In April, chief executive Steve Jobs defended the company's record on recycling and other environmental concerns, which were the subject of a picket that attracted about a dozen protesters outside the shareholder meeting, held at the company's headquarters.
Speaking at the time, Jobs said that Apple takes its environmental responsibilities seriously and added that the company is leading the industry on environmental issues. He also expressed frustration at Apple being singled out for criticism over its peers, calling it "bullshit".
The CTBC advocates a policy of "extended producer responsibility" where IT vendors take charge of disposal of obsolete products and recycle remaining materials. The group claims that controlled recycling programs help keep products out of landfills or being sent of to poor communities in China or India. "Both Dell and HP have endorsed the extended producer responsibility model but Apple has not," said the CTBC in statement.

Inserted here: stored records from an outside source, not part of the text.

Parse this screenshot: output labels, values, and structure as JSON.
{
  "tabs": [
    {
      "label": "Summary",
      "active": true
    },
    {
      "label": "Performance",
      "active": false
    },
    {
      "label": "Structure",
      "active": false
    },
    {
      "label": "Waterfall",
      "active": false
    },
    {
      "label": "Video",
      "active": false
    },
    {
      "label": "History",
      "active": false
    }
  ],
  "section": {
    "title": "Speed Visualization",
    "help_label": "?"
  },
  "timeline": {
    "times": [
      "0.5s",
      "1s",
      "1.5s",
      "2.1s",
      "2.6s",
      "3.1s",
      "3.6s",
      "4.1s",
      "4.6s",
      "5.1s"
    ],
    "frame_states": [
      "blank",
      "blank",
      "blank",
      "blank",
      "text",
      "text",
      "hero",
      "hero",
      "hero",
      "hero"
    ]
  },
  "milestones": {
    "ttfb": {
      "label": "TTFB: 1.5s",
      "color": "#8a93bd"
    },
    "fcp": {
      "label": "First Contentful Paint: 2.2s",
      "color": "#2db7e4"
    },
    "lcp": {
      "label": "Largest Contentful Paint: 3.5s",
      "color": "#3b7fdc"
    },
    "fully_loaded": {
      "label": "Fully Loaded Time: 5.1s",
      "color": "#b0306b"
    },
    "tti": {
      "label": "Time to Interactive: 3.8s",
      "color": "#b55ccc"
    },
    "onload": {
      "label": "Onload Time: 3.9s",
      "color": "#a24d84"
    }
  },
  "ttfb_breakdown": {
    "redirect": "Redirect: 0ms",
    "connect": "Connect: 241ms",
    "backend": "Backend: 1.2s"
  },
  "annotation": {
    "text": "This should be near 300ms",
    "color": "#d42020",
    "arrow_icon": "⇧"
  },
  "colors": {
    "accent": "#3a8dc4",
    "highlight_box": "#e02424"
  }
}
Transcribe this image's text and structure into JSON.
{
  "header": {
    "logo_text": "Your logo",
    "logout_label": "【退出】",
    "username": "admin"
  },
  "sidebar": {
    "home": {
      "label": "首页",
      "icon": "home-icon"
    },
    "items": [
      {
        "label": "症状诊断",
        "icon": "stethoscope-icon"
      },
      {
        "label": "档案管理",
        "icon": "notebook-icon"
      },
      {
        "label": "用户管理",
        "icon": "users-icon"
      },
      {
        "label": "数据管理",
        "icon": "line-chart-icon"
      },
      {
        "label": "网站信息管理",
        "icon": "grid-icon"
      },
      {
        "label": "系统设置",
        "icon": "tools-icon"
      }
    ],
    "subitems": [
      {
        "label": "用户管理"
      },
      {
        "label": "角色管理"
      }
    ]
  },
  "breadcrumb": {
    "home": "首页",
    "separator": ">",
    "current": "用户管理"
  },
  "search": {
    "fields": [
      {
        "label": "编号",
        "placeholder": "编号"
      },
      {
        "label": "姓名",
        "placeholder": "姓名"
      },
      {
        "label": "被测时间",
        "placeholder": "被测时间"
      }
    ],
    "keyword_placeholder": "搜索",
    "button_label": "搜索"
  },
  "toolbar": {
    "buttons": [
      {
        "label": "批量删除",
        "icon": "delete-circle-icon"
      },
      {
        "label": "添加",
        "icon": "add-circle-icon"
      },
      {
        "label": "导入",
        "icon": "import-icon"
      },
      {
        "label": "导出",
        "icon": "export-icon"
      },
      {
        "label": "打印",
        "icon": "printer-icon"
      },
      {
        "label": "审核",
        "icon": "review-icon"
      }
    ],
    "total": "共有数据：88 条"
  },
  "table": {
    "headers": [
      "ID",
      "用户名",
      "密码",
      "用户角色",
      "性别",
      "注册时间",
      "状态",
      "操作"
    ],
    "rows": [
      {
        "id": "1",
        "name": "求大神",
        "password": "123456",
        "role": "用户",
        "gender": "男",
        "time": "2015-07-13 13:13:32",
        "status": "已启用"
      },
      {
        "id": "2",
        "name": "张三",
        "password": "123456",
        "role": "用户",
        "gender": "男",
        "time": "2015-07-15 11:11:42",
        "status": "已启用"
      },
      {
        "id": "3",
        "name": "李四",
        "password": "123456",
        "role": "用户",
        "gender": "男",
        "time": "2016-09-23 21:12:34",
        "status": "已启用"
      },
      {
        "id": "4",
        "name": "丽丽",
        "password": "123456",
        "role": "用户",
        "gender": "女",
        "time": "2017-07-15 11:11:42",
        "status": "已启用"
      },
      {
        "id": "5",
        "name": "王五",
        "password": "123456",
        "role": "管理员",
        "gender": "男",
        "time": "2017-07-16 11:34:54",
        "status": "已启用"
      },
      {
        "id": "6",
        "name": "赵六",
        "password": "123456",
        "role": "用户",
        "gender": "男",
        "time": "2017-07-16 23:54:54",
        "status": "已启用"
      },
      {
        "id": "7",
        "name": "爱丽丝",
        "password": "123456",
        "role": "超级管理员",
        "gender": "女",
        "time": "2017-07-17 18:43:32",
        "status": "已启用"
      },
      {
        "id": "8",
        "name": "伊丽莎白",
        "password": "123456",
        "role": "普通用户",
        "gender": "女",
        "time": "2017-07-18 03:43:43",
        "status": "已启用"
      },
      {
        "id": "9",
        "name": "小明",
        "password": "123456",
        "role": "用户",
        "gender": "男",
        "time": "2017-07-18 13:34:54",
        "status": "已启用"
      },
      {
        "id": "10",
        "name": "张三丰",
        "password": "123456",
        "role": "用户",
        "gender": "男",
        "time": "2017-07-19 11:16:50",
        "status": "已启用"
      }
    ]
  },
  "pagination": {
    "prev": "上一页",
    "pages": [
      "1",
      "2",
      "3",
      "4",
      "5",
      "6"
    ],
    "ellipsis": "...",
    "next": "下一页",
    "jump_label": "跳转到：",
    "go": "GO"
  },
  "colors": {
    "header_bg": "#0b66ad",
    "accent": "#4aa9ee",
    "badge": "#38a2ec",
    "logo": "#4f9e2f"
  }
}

Apple had not responded to requests for comment at the time of writing, but a company spokeswoman did point out that the company has a recycling policy. This says that "Apple takes great care in choosing recycling partners that will manage the materials recovered through our take-back programmes in an environmentally responsible manner. For specific take-back programmes, equipment is assessed for refurbishment and reuse possibilities. As a result, components and subassemblies that might otherwise be sent to landfill are given a new life."
Apple does operate an equipment take-back service in the US and Canada, although there is a $30 fee (£16).